Seit fast zwei Jahren hat sich die Basketball-Bundesliga (BBL) dem Hip-Hop verschrieben – eine Verbindung zweier Subkulturen, die ohnehin eng zusammengehören. Wie gut funktioniert die Kombination bislang?
Im April 2021 hat sich die Basketball-Bundesliga ein neues Corporate Design und den Claim "Welcome to Wow" gegeben. (© BBL/Screenshot: aw)

“Die erste deutsche Profiliga, die auf ‘Cultural Marketing’ setzt”, so hieß es über die Basketball-Bundesliga im April 2021. Damals wurde bekannt, dass die Hip-Hop-Agentur The Ambition künftig für das Marketing der Liga verantwortlich ist. 

„Basketball ist Hip-Hop – und umgekehrt. Weltweit ist (wohl) kein Musikgenre derart mit einer Sportart verwoben”, sagt Lukas Robert. Er ist Leiter Verlagswesen und Digitales beim Basketball-Magazin BIG und seit vielen Jahren eine laute (und wo nötig kritische) Stimme im deutschen Basketball. Für die Verbindung der Liga mit dem Hip-Hop hat er wenig kritische Worte übrig. Der mit dem Hip-Hop-Marketing ins Leben gerufene Claim „Welcome to Wow” bündelt die Aktivitäten der Liga zum Thema. „Das ist gut und auch glaubwürdig”, sagt Robert. Doch die Corona-Pandemie habe die Liga ein Stück weit gebremst. 

Mehr Medienpräsenz mit Springer-Streaming-Dienst DYN? 
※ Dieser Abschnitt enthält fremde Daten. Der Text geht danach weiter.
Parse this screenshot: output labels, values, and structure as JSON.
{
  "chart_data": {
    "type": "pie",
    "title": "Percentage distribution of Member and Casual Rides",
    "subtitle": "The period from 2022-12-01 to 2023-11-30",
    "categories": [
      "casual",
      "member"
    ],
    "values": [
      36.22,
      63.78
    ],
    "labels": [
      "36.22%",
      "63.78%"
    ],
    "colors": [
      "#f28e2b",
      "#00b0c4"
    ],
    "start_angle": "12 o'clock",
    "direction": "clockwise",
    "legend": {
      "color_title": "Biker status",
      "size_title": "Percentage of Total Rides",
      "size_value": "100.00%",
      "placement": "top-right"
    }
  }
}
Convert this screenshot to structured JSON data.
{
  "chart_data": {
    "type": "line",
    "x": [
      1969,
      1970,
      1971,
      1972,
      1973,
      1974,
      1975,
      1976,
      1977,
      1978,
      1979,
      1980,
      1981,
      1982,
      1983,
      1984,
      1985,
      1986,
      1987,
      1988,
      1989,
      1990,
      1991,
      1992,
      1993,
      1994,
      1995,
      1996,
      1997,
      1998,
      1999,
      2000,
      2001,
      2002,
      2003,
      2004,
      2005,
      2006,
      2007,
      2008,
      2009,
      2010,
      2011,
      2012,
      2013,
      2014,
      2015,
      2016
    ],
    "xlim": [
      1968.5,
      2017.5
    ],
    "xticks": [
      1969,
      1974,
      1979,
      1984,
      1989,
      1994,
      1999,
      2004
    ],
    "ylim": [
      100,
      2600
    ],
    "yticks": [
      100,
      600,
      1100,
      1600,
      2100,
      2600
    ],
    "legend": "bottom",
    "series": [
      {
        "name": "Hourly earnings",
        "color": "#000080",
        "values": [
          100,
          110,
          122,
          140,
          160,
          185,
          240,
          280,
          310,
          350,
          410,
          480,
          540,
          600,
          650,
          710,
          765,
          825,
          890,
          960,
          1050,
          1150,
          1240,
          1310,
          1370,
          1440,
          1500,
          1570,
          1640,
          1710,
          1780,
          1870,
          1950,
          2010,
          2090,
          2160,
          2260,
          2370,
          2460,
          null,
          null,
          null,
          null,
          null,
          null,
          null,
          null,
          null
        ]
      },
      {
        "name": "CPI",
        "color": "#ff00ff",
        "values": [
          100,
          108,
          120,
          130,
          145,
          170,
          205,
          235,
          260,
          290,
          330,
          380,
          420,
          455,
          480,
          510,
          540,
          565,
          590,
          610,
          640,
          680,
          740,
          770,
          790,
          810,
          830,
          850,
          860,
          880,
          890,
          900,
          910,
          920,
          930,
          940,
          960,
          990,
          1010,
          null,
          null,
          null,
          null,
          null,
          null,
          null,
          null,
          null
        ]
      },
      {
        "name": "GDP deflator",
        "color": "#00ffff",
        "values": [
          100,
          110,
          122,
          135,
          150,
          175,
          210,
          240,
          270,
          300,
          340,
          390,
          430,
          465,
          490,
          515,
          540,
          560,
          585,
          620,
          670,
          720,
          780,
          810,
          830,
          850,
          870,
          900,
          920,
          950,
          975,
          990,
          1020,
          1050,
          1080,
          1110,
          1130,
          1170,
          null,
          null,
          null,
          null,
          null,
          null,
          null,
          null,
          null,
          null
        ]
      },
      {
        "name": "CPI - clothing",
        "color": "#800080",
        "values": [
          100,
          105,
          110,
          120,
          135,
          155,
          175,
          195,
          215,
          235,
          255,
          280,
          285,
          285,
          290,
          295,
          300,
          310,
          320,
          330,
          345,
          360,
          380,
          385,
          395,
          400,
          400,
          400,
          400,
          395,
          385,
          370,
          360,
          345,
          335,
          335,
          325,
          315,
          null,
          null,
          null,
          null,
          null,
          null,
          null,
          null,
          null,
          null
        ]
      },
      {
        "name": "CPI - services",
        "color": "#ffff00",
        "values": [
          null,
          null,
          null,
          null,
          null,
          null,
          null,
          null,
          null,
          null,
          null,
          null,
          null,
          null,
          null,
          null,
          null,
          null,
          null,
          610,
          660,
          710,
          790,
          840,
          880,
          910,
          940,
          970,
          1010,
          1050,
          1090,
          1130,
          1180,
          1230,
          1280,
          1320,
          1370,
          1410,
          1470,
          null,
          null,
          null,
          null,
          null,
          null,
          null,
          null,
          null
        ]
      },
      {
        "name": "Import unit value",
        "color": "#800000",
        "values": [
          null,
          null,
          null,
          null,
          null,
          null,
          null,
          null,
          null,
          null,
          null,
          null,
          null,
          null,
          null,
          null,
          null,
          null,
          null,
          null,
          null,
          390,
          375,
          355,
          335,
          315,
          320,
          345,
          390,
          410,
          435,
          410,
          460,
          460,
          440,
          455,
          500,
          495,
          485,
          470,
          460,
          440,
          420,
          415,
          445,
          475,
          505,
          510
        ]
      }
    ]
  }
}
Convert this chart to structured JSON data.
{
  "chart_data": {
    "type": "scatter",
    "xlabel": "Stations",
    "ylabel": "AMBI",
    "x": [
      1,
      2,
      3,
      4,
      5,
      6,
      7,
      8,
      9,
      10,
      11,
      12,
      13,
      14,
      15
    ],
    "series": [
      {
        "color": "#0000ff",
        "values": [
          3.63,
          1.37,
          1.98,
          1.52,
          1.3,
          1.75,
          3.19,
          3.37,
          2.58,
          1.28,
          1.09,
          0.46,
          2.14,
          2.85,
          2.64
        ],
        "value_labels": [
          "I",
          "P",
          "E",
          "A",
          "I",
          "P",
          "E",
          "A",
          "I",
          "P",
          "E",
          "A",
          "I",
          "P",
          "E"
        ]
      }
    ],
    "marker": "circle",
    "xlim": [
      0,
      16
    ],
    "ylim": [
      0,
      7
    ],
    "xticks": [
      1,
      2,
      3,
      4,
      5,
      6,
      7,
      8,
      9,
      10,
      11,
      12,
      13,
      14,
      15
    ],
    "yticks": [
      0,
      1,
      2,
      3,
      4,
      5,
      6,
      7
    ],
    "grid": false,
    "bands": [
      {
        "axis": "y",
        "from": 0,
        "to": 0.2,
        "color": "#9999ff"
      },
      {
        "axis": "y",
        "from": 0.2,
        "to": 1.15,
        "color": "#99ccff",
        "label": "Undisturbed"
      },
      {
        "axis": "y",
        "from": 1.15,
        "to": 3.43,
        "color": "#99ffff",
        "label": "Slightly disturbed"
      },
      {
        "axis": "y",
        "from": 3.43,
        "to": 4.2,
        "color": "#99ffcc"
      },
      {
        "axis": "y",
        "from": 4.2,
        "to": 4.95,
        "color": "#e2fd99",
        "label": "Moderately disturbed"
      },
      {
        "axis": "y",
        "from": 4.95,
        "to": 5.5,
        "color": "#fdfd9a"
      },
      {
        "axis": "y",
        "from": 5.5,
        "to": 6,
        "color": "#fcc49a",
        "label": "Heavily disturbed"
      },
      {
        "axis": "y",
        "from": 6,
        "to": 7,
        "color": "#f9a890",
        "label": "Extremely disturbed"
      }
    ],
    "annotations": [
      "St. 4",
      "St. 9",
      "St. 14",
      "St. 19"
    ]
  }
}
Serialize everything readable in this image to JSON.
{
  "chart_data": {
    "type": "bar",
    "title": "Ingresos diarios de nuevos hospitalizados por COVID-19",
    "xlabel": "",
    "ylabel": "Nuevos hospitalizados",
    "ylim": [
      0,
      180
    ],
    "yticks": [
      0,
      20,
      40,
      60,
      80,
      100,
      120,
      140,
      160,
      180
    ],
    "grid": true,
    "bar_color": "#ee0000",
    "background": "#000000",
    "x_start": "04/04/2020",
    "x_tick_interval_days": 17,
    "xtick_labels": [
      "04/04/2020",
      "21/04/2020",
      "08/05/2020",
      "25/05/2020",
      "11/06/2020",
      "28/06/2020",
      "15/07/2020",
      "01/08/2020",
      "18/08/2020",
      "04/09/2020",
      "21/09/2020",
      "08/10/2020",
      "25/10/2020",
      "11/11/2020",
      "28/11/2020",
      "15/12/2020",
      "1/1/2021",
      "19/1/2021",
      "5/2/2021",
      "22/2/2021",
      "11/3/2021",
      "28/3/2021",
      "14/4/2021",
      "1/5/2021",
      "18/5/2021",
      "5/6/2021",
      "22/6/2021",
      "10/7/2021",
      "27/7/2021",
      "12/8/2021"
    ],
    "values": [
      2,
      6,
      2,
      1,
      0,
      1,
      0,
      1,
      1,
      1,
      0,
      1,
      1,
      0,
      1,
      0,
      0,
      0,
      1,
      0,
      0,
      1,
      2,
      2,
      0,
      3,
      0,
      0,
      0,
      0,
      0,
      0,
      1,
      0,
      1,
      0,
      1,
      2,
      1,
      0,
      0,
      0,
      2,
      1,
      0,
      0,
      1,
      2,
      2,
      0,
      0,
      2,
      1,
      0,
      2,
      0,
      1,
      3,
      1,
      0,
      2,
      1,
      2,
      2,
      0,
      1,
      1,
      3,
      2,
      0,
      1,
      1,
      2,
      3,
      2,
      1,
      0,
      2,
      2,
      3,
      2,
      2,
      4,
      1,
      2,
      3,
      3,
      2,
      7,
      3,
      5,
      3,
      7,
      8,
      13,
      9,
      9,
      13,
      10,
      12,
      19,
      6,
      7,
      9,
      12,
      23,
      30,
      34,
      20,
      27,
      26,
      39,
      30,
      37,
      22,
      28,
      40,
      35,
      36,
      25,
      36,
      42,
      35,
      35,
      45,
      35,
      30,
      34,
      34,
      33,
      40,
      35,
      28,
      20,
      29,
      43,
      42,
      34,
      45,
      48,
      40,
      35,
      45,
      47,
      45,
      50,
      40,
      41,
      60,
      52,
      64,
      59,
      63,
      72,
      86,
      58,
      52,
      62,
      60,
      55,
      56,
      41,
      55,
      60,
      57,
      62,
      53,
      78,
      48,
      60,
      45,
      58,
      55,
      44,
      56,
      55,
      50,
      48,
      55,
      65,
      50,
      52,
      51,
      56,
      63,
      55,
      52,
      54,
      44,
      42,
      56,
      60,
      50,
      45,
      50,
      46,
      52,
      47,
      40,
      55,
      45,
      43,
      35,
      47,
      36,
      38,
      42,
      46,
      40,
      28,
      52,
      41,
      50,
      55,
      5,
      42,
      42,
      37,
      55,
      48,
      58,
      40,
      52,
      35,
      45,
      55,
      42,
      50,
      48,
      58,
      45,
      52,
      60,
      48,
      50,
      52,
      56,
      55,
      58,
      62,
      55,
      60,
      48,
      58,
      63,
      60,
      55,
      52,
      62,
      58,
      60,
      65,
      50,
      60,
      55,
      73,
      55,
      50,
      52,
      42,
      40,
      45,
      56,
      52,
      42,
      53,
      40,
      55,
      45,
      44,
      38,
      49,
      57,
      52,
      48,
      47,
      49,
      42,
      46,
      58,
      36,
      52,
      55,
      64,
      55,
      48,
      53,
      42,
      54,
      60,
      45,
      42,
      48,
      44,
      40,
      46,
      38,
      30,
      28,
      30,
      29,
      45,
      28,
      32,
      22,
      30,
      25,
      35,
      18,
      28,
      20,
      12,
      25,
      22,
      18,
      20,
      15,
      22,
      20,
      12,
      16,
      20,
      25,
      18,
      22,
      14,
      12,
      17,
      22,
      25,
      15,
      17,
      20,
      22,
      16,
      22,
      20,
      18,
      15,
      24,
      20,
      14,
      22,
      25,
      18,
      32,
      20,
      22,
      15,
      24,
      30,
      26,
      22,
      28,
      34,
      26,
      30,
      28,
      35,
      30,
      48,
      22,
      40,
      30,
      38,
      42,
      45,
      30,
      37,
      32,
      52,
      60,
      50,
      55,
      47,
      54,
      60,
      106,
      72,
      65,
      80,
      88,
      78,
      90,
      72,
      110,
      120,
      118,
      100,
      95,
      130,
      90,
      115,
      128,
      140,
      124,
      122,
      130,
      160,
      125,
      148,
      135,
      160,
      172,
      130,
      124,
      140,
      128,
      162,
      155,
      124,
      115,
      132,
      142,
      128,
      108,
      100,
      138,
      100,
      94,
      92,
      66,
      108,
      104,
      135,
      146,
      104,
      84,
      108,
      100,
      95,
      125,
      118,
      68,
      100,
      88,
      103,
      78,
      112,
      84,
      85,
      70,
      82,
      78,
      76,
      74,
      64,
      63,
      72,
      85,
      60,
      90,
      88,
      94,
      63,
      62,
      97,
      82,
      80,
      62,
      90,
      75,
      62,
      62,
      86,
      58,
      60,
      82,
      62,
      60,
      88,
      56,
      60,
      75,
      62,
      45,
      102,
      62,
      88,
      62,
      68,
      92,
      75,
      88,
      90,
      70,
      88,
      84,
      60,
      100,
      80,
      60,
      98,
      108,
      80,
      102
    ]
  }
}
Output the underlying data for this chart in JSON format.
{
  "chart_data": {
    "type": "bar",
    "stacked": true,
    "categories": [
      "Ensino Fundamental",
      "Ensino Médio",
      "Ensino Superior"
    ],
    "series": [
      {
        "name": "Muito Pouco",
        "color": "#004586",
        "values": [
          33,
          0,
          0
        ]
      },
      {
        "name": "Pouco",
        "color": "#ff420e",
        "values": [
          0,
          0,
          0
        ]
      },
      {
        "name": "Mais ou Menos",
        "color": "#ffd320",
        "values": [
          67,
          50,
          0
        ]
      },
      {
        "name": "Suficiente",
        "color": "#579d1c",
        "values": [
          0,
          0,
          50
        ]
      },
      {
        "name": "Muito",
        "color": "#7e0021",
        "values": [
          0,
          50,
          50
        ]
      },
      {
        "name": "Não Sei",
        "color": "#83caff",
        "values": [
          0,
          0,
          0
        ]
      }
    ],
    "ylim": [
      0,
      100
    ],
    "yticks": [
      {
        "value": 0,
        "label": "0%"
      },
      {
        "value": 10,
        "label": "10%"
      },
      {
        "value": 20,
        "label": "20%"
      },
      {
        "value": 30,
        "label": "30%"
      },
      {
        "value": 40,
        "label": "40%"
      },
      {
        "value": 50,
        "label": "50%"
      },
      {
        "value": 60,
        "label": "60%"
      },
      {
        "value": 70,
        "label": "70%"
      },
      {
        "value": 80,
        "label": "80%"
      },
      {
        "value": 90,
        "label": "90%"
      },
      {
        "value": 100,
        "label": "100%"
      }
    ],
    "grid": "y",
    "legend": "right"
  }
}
Spannend wird dahingehend auch sein, wie sich die Bewegtbildpräsenz und -wahrnehmung der Liga entwickelt. Ab der Saison 2023/2024 hält der von Axel Springer mitfinanzierte Streaming-Anbieter DYN die Übertragungsrechte an der Liga. Experte Robert erklärt: „Die Liga (und ihre Klubs) haben sich Sporttainment zum Ziel gesetzt.” Vollumfänglich erfülle man das noch nicht: „Es steht und fällt mit dem (Personal-)Aufwand und der Positionierung der Klubs.” Der ist durchaus unterschiedlich. Positiv sieht er dabei größere Clubs wie Bayern München und die Telekom Baskets Bonn, aber auch eine eher kleinere Mannschaft wie die Hakro Merlins Crailsheim. Diese Clubs seien in „Modernität, Außenwirkung und Marketing sicher äußerst nah an der popkulturellen Entwicklung.” Es muss also gar nicht immer das große Budget sein, um die Strategie erfolgreich umzusetzen.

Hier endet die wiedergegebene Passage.